Like Iraq before it, and evidenced by China's oil development contracts, the
U.S. and its oil companies are cut out of any future oil development in Iran.
Like a post-sanctions Iraq, Iran has the potential to be the dominant power in
the region and to provide development assistance on a vastly different model to
that imposed by the WTO, World Bank and IMF, against which so much of the
Middle East is rebelling.
The U.S. has
shot itself in the foot. Far from isolating Iran, the sanctions are potentially
speeding up the demise of the dollar's dominance by forcing Iran to explore
alternative currencies. That so many other countries are so willing to support
Iran in direct defiance of the sanctions is what the U.S. clearly bet against.

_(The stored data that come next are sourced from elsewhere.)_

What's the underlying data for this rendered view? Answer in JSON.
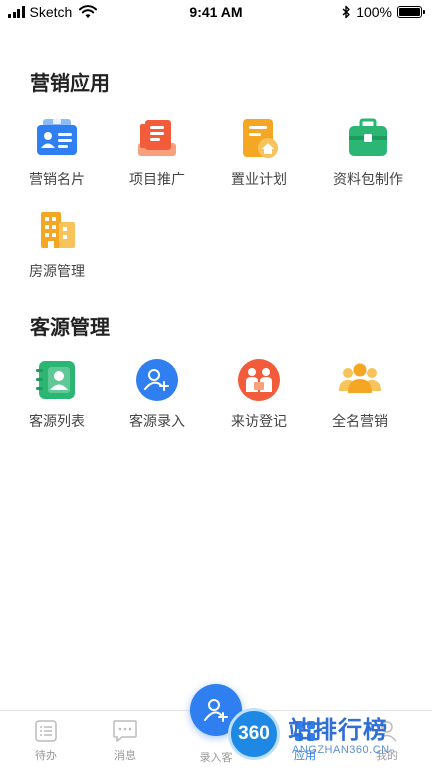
{
  "status_bar": {
    "carrier": "Sketch",
    "time": "9:41 AM",
    "battery": "100%"
  },
  "sections": [
    {
      "title": "营销应用",
      "items": [
        {
          "label": "营销名片",
          "icon": "business-card-icon"
        },
        {
          "label": "项目推广",
          "icon": "project-promotion-icon"
        },
        {
          "label": "置业计划",
          "icon": "home-plan-icon"
        },
        {
          "label": "资料包制作",
          "icon": "briefcase-icon"
        },
        {
          "label": "房源管理",
          "icon": "building-icon"
        }
      ]
    },
    {
      "title": "客源管理",
      "items": [
        {
          "label": "客源列表",
          "icon": "contact-book-icon"
        },
        {
          "label": "客源录入",
          "icon": "add-user-icon"
        },
        {
          "label": "来访登记",
          "icon": "visitor-register-icon"
        },
        {
          "label": "全名营销",
          "icon": "group-icon"
        }
      ]
    }
  ],
  "tab_bar": {
    "tabs": [
      {
        "label": "待办",
        "icon": "todo-list-icon"
      },
      {
        "label": "消息",
        "icon": "message-icon"
      },
      {
        "label": "录入客",
        "icon": "add-customer-icon"
      },
      {
        "label": "应用",
        "icon": "apps-icon",
        "active": true
      },
      {
        "label": "我的",
        "icon": "profile-icon"
      }
    ],
    "active_color": "#2f7ff0",
    "inactive_color": "#999999"
  },
  "watermark": {
    "logo_text": "360",
    "title": "站排行榜",
    "subtitle": "ANGZHAN360.CN-"
  },
  "colors": {
    "primary": "#2f7ff0",
    "orange": "#f5a623",
    "green": "#2bb673",
    "red": "#f25c3b"
  }
}
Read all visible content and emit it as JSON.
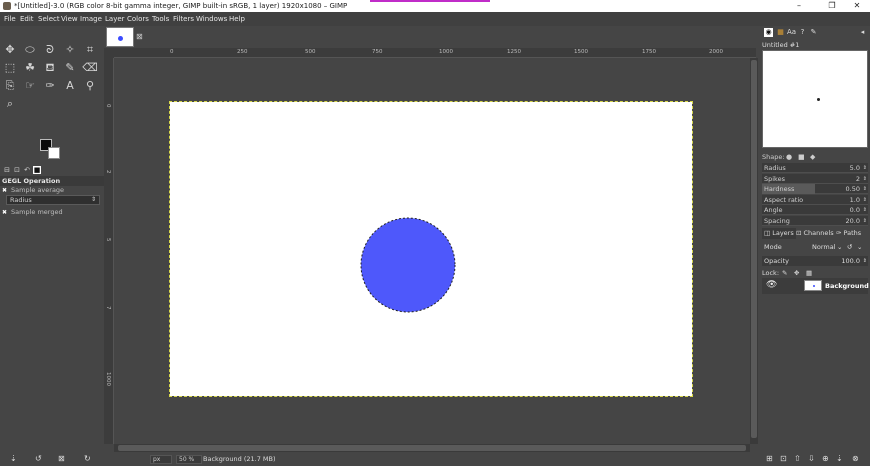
{
  "window": {
    "title": "*[Untitled]-3.0 (RGB color 8-bit gamma integer, GIMP built-in sRGB, 1 layer) 1920x1080 – GIMP",
    "minimize": "–",
    "maximize": "❐",
    "close": "✕"
  },
  "menubar": [
    "File",
    "Edit",
    "Select",
    "View",
    "Image",
    "Layer",
    "Colors",
    "Tools",
    "Filters",
    "Windows",
    "Help"
  ],
  "toolbox": {
    "tools": [
      {
        "name": "move-tool-icon",
        "glyph": "✥"
      },
      {
        "name": "ellipse-select-icon",
        "glyph": "⬭"
      },
      {
        "name": "lasso-select-icon",
        "glyph": "ᘐ"
      },
      {
        "name": "fuzzy-select-icon",
        "glyph": "✧"
      },
      {
        "name": "crop-icon",
        "glyph": "⌗"
      },
      {
        "name": "transform-icon",
        "glyph": "⬚"
      },
      {
        "name": "warp-icon",
        "glyph": "☘"
      },
      {
        "name": "bucket-fill-icon",
        "glyph": "⛾"
      },
      {
        "name": "paintbrush-icon",
        "glyph": "✎"
      },
      {
        "name": "eraser-icon",
        "glyph": "⌫"
      },
      {
        "name": "clone-icon",
        "glyph": "⎘"
      },
      {
        "name": "smudge-icon",
        "glyph": "☞"
      },
      {
        "name": "paths-icon",
        "glyph": "✑"
      },
      {
        "name": "text-tool-icon",
        "glyph": "A"
      },
      {
        "name": "color-picker-icon",
        "glyph": "⚲"
      },
      {
        "name": "zoom-icon",
        "glyph": "⌕"
      }
    ],
    "tool_options_title": "GEGL Operation",
    "sample_average": "Sample average",
    "radius_label": "Radius",
    "sample_merged": "Sample merged",
    "spin_glyph": "⇕",
    "bottom_icons": [
      "⇣",
      "↺",
      "⊠",
      "↻"
    ]
  },
  "image_tab": {
    "close": "⊠"
  },
  "rulers": {
    "top": [
      "0",
      "250",
      "500",
      "750",
      "1000",
      "1250",
      "1500",
      "1750",
      "2000"
    ],
    "left": [
      "0",
      "2",
      "5",
      "7",
      "1000"
    ]
  },
  "statusbar": {
    "unit": "px",
    "zoom": "50 %",
    "message": "Background (21.7 MB)"
  },
  "brushes": {
    "name": "Untitled #1",
    "shape_label": "Shape:",
    "sliders": [
      {
        "label": "Radius",
        "value": "5.0",
        "fraction": 0.0
      },
      {
        "label": "Spikes",
        "value": "2",
        "fraction": 0.0
      },
      {
        "label": "Hardness",
        "value": "0.50",
        "fraction": 0.5
      },
      {
        "label": "Aspect ratio",
        "value": "1.0",
        "fraction": 0.0
      },
      {
        "label": "Angle",
        "value": "0.0",
        "fraction": 0.0
      },
      {
        "label": "Spacing",
        "value": "20.0",
        "fraction": 0.0
      }
    ]
  },
  "layers": {
    "tabs": [
      "Layers",
      "Channels",
      "Paths"
    ],
    "mode_label": "Mode",
    "mode_value": "Normal",
    "opacity_label": "Opacity",
    "opacity_value": "100.0",
    "lock_label": "Lock:",
    "layer_name": "Background",
    "bottom_icons": [
      "⊞",
      "⊡",
      "⇧",
      "⇩",
      "⊕",
      "⇣",
      "⊗"
    ]
  },
  "colors": {
    "circle_fill": "#4e58fb",
    "foreground": "#0a0a0a",
    "background": "#ffffff"
  }
}
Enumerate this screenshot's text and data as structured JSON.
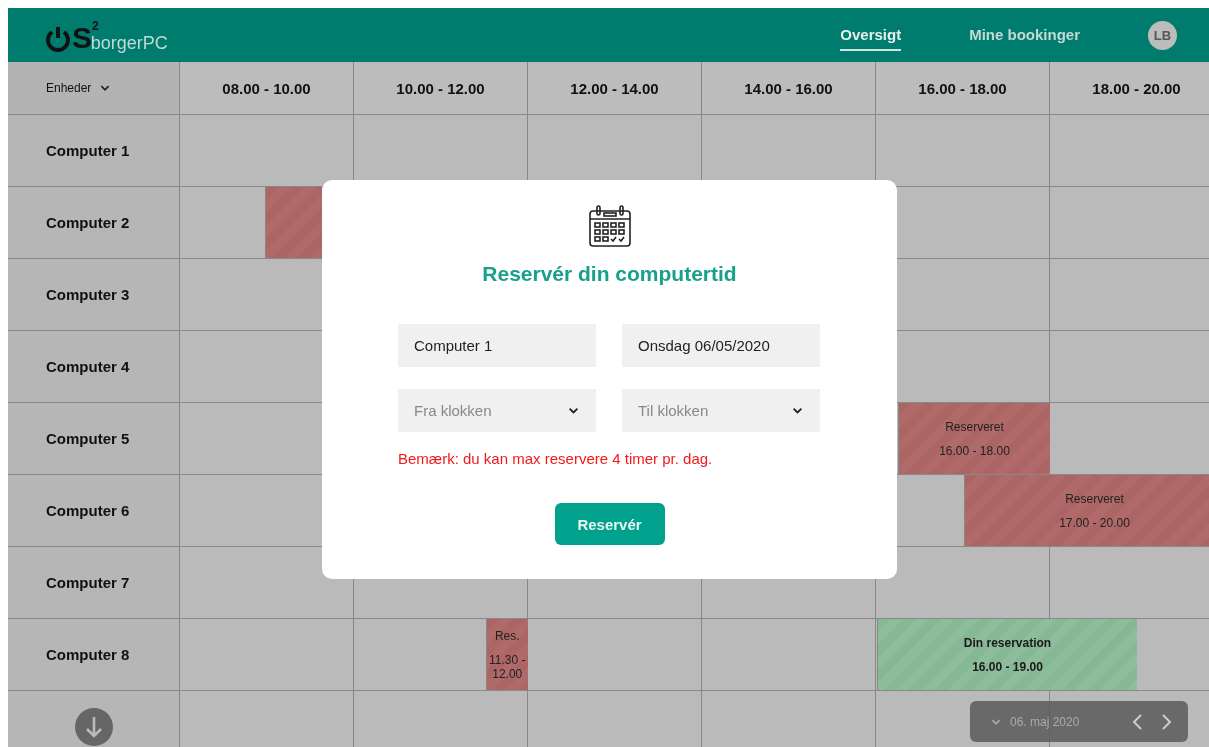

It might end up as the biggest foreign policy blunder in American
history. Either that, or yet another war.
[1] Henny
Sender, ‘Iran accepts renminbi for crude oil’, Financial Times, 7 May 2012.
[2] ‘China's oil
imports from Iran hit records despite sanctions’, RT.com, 22 June 2012.
[3] ‘China to
invest USD 20bn to develop two Iranian oil fields: Qasemi’, PressTV, 8 July
2012.
[4] Nayla Razzouk, ‘Iran,
Russia Replace Dollar With Rial, Ruble in Trade, Fars Says’, Bloomberg.com, 7
January 2012.
[5] ‘Turkey,
Iran to trade in local currencies to replace greenback’ Hürriyet Daily News, 20
June 2012.
[6] Humay
Guliyeva and Pan Kwan Yuk, ‘What’s Iran doing with Turkish gold?’, Financial Times, 9 July 2012
[7] ‘Iran,
Russia Replace Dollar with National Currencies in Trade Exchanges’, Fars, 7
January 2012.
[8] ‘Iran to sell oil for household appliances to S.Korea’, Tehran Times, 25 July 2012.
[9] Yayat
Supriatna and Niluski Koswanage, ‘Indonesia says it would study any barter
approach from Iran’, Reuters, 11 February
2012.
[10] Sri Lanka
may drop dollar to keep importing oil from Iran, Tehran Times, 5 February 2012, and ‘Tehran, Hanoi set
to remove dollar, euro in trade’, Tehran Times, 8
January 2012.
[11] I go into
this in considerable detail in Making the World Safe for
Capitalism. I’d also recommend William Clark’s Petrodollar Warfare: Oil, Iraq and the Future of the Dollar,
and The Hidden Hand of American Hegemony: Petrodollar Recycling and
International Markets by David Spiro.
[12] William
Cleveland, A History of the Modern Middle East,
Boulder, CO: Westview Press, 2000, p. 468.
[13] Jubilee Debt
Campaign, ‘How big is the debt of poor countries?’, 2011; available at
<http://www.jubileedebtcampaign.org.uk>.
[14] David
Harvey, A Brief History of Neoliberalism, Oxford: Oxford
University Press, 2005, p. 193.
[15] Robert Fisk,
‘Arab States Launch Secret Moves to Stop Using the US Dollar for Oil Trading’,Independent, 6 October 2009.